Wednesday, April 10, 2024

SpeeChin smart necklace recognizes wearer’s silent speech commands

Speech recognition helps us do everything faster – whether it’s checking emails, creating a document, or playing our favorite songs. But those technologies require audible speech, which is not always appropriate, for example, in a business meeting or a quiet library.

Now, Cornell University’s Asst. Prof. Cheng Zhang and doctoral student Ruidong Zhang have developed SpeeChin, a silent-speech recognition (SSR) device that can identify silent commands using images of skin deformation in the neck and face captured by a neck-mounted infrared (IR) camera.

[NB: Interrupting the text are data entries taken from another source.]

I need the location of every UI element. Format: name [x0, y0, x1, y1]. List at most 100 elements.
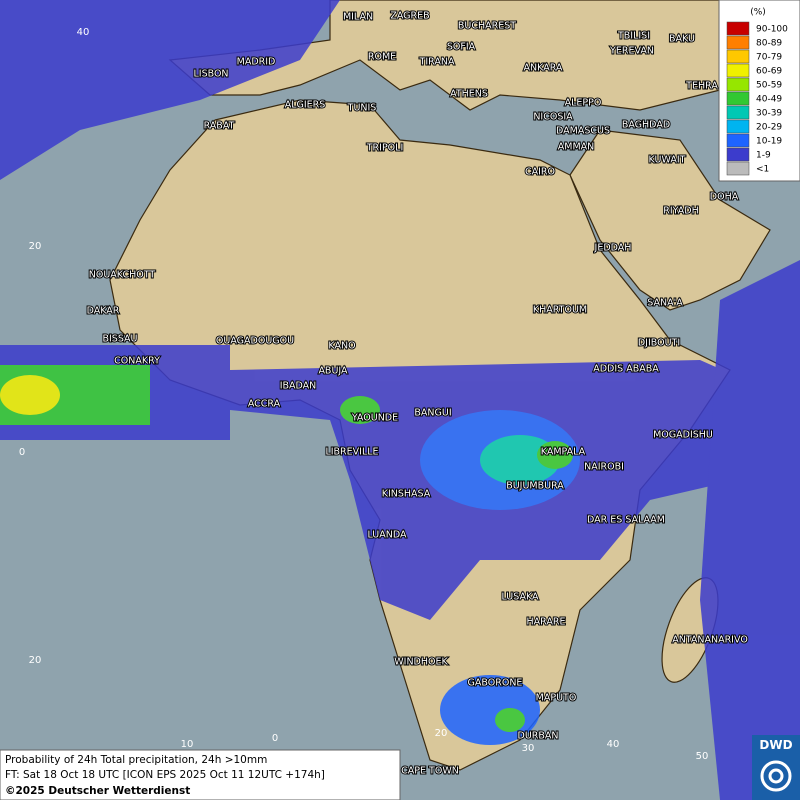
legend-label: 30-39 [756, 109, 782, 119]
city-label: ZAGREB [390, 11, 429, 22]
city-label: LUANDA [367, 530, 407, 541]
precip-area [537, 441, 573, 469]
caption: Probability of 24h Total precipitation, … [0, 749, 401, 800]
grid-label: 30 [522, 743, 535, 754]
city-label: BUCHAREST [458, 21, 516, 32]
legend-swatch [726, 105, 750, 120]
precip-area [495, 708, 525, 732]
logo-swirl [760, 760, 792, 792]
city-label: DURBAN [518, 731, 559, 742]
city-labels: MILAN ZAGREB BUCHAREST TBILISI BAKU MADRID ROM… [86, 10, 749, 778]
city-label: NAIROBI [584, 462, 624, 473]
city-label: DJIBOUTI [638, 338, 680, 349]
city-label: DAKAR [87, 306, 120, 317]
legend: (%) 90-100 80-89 70-79 60-69 50-59 40-49 30-39… [718, 0, 800, 182]
city-label: MOGADISHU [653, 430, 713, 441]
legend-swatch [726, 147, 750, 162]
city-label: CONAKRY [114, 356, 160, 367]
legend-label: 80-89 [756, 39, 782, 49]
logo-swirl [768, 768, 784, 784]
grid-label: 10 [181, 739, 194, 750]
arabia [569, 129, 771, 311]
legend-label: 70-79 [756, 53, 782, 63]
legend-label: 20-29 [756, 123, 782, 133]
city-label: MAPUTO [536, 693, 577, 704]
city-label: TUNIS [347, 103, 377, 114]
city-label: TIRANA [419, 57, 455, 68]
city-label: YAOUNDE [351, 413, 398, 424]
legend-label: 1-9 [756, 151, 771, 161]
legend-swatch [726, 161, 750, 176]
precip-area [0, 375, 60, 415]
city-label: KHARTOUM [533, 305, 587, 316]
city-label: IBADAN [280, 381, 317, 392]
city-label: JEDDAH [594, 243, 632, 254]
precip-area [700, 260, 800, 800]
city-label: CAIRO [525, 167, 555, 178]
legend-label: 50-59 [756, 81, 782, 91]
city-label: BISSAU [102, 334, 137, 345]
city-label: AMMAN [558, 142, 595, 153]
city-label: MADRID [237, 57, 276, 68]
grid-label: 50 [696, 751, 709, 762]
legend-swatch [726, 91, 750, 106]
city-label: SOFIA [447, 42, 476, 53]
grid-label: 0 [19, 447, 25, 458]
city-label: WINDHOEK [394, 657, 448, 668]
city-label: TBILISI [617, 31, 650, 42]
logo-text: DWD [759, 738, 792, 752]
city-label: LISBON [193, 69, 228, 80]
caption-line: FT: Sat 18 Oct 18 UTC [ICON EPS 2025 Oct… [5, 769, 325, 781]
city-label: ANKARA [524, 63, 563, 74]
legend-label: 10-19 [756, 137, 782, 147]
city-label: ABUJA [318, 366, 348, 377]
precip-area [0, 0, 340, 180]
city-label: KAMPALA [541, 447, 586, 458]
city-label: CAPE TOWN [401, 766, 459, 777]
grid-label: 20 [29, 655, 42, 666]
city-label: KUWAIT [649, 155, 686, 166]
city-label: ALGIERS [285, 100, 326, 111]
city-label: BANGUI [414, 408, 451, 419]
city-label: DAMASCUS [556, 126, 610, 137]
caption-line: ©2025 Deutscher Wetterdienst [5, 785, 190, 797]
legend-swatch [726, 63, 750, 78]
legend-title: (%) [750, 8, 766, 18]
legend-swatch [726, 119, 750, 134]
legend-label: 90-100 [756, 25, 788, 35]
grid-labels: 40 20 0 20 0 10 20 30 40 50 [19, 27, 709, 762]
grid-label: 20 [29, 241, 42, 252]
legend-swatch [726, 133, 750, 148]
caption-box [0, 749, 401, 800]
city-label: ADDIS ABABA [593, 364, 659, 375]
city-label: ANTANANARIVO [672, 635, 748, 646]
city-label: KINSHASA [382, 489, 431, 500]
grid-label: 0 [272, 733, 278, 744]
legend-swatch [726, 77, 750, 92]
city-label: HARARE [527, 617, 566, 628]
precip-area [340, 396, 380, 424]
city-label: DOHA [710, 192, 739, 203]
city-label: GABORONE [468, 678, 523, 689]
city-label: LUSAKA [501, 592, 539, 603]
legend-swatch [726, 21, 750, 36]
city-label: LIBREVILLE [325, 447, 378, 458]
city-label: BUJUMBURA [506, 481, 564, 492]
city-label: BAGHDAD [622, 120, 670, 131]
city-label: YEREVAN [609, 46, 654, 57]
city-label: ACCRA [248, 399, 281, 410]
grid-label: 20 [435, 728, 448, 739]
city-label: SANA'A [647, 298, 683, 309]
city-label: RABAT [204, 121, 235, 132]
logo: DWD [752, 735, 800, 800]
legend-label: 40-49 [756, 95, 782, 105]
city-label: TRIPOLI [366, 143, 404, 154]
city-label: ATHENS [450, 89, 488, 100]
legend-label: 60-69 [756, 67, 782, 77]
caption-line: Probability of 24h Total precipitation, … [5, 754, 267, 766]
city-label: NICOSIA [533, 112, 573, 123]
city-label: BAKU [669, 34, 695, 45]
city-label: MILAN [343, 12, 373, 23]
legend-items: 90-100 80-89 70-79 60-69 50-59 40-49 30-39 20-2… [726, 21, 788, 176]
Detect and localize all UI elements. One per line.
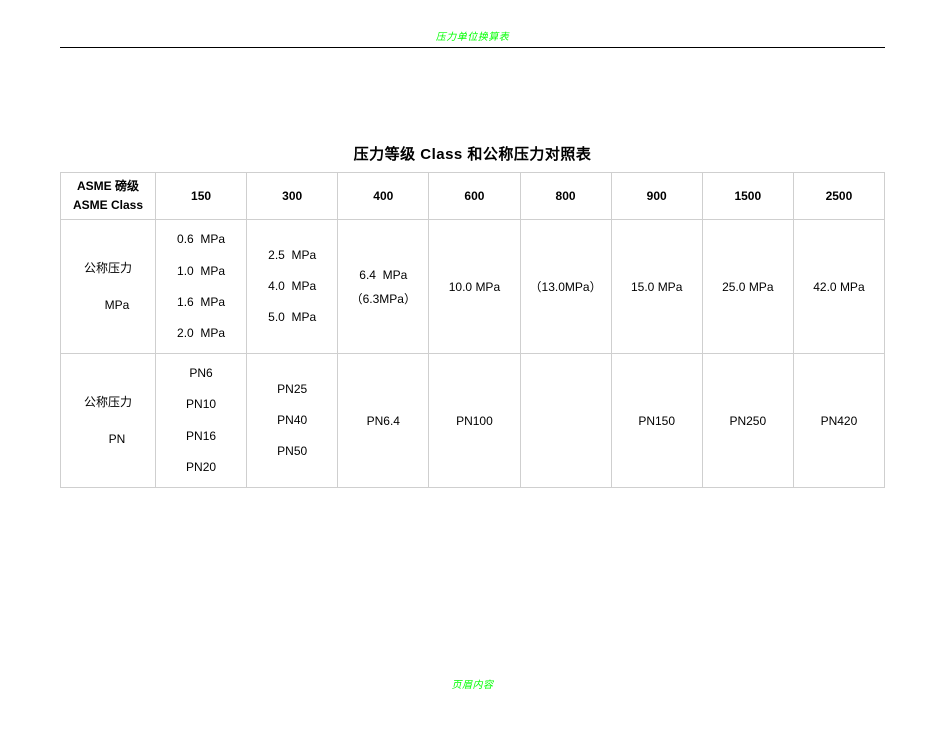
- pn-cell-3: PN100: [429, 354, 520, 488]
- label-mpa: 公称压力: [84, 261, 132, 275]
- mpa-cell-6: 25.0 MPa: [702, 220, 793, 354]
- mpa-cell-0: 0.6 MPa1.0 MPa1.6 MPa2.0 MPa: [156, 220, 247, 354]
- header-rule: [60, 47, 885, 48]
- mpa-cell-1: 2.5 MPa4.0 MPa5.0 MPa: [247, 220, 338, 354]
- pn-cell-6: PN250: [702, 354, 793, 488]
- col-400: 400: [338, 173, 429, 220]
- mpa-cell-4: （13.0MPa）: [520, 220, 611, 354]
- pressure-table: ASME 磅级 ASME Class 150 300 400 600 800 9…: [60, 172, 885, 488]
- asme-header-cell: ASME 磅级 ASME Class: [61, 173, 156, 220]
- pn-cell-4: [520, 354, 611, 488]
- asme-label-1: ASME 磅级: [77, 179, 139, 193]
- col-300: 300: [247, 173, 338, 220]
- pn-cell-1: PN25PN40PN50: [247, 354, 338, 488]
- asme-label-2: ASME Class: [73, 198, 143, 212]
- table-title: 压力等级 Class 和公称压力对照表: [60, 143, 885, 164]
- pn-cell-0: PN6PN10PN16PN20: [156, 354, 247, 488]
- table-row-mpa: 公称压力 MPa 0.6 MPa1.0 MPa1.6 MPa2.0 MPa 2.…: [61, 220, 885, 354]
- sublabel-pn: PN: [63, 426, 153, 452]
- col-600: 600: [429, 173, 520, 220]
- pn-cell-5: PN150: [611, 354, 702, 488]
- sublabel-mpa: MPa: [63, 292, 153, 318]
- col-1500: 1500: [702, 173, 793, 220]
- pn-cell-2: PN6.4: [338, 354, 429, 488]
- mpa-cell-5: 15.0 MPa: [611, 220, 702, 354]
- mpa-cell-3: 10.0 MPa: [429, 220, 520, 354]
- col-800: 800: [520, 173, 611, 220]
- col-900: 900: [611, 173, 702, 220]
- mpa-cell-2: 6.4 MPa（6.3MPa）: [338, 220, 429, 354]
- page-footer-green: 页眉内容: [0, 676, 945, 691]
- col-2500: 2500: [793, 173, 884, 220]
- row-header-mpa: 公称压力 MPa: [61, 220, 156, 354]
- col-150: 150: [156, 173, 247, 220]
- table-header-row: ASME 磅级 ASME Class 150 300 400 600 800 9…: [61, 173, 885, 220]
- row-header-pn: 公称压力 PN: [61, 354, 156, 488]
- pn-cell-7: PN420: [793, 354, 884, 488]
- page-header-green: 压力单位换算表: [0, 0, 945, 43]
- mpa-cell-7: 42.0 MPa: [793, 220, 884, 354]
- table-row-pn: 公称压力 PN PN6PN10PN16PN20 PN25PN40PN50 PN6…: [61, 354, 885, 488]
- label-pn: 公称压力: [84, 395, 132, 409]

The experimental device is similar in appearance to NeckFace, a technology Cheng Zhang and his SciFi Lab team members unveiled last year. NeckFace can continuously track full facial expressions by using infrared cameras to capture images of the chin and face from beneath the neck.

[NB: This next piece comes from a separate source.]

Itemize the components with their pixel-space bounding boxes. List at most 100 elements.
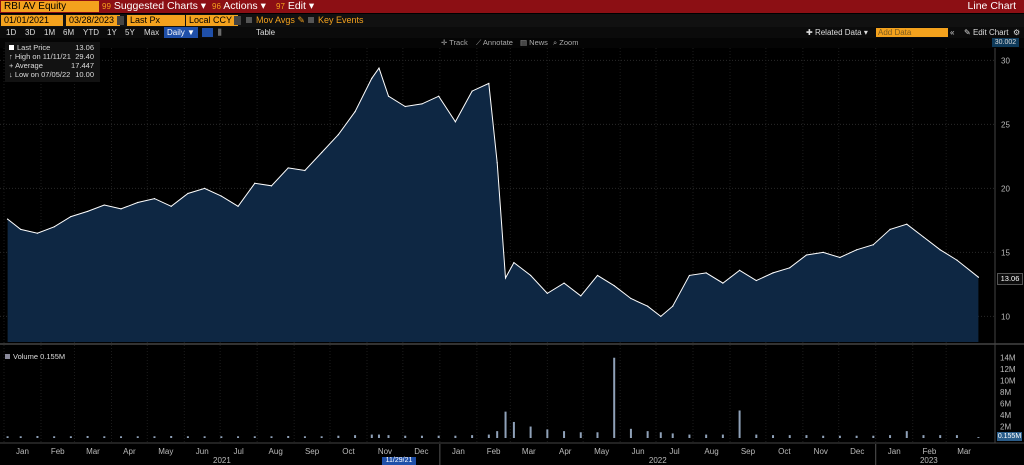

Like NeckFace, the SpeeChin features an IR camera mounted on a 3D-printed necklace case, which is hung on a silver chain with the camera pointing up at the wearer’s chin. For increased stability, the developers designed a wing on each side, along with a coin that serves as a weight on its bottom.

The IR camera captures images of the neck and face from under the chin. These images are first pre-processed and then deep learned by an end-to-end deep convolutional-recurrent-neural-network (CRNN) model to infer different silent speech commands.

The initial experimentation with 20 participants (10 participants for each language) showed that SpeeChin could recognize 54 silent speech commands in English and 44 simple Mandarin words or phrases. SpeeChin recognized commands in English and Mandarin with an average accuracy of 90.5% and 91.6%, respectively. However, the success rates dropped significantly when participants used the device while walking, due in part to the variation in walking styles (more versus less head movement, for example).

Once developed further, the SpeeChin could be utilized in real-world applications. The technology could also be used by people who lack the power of speech.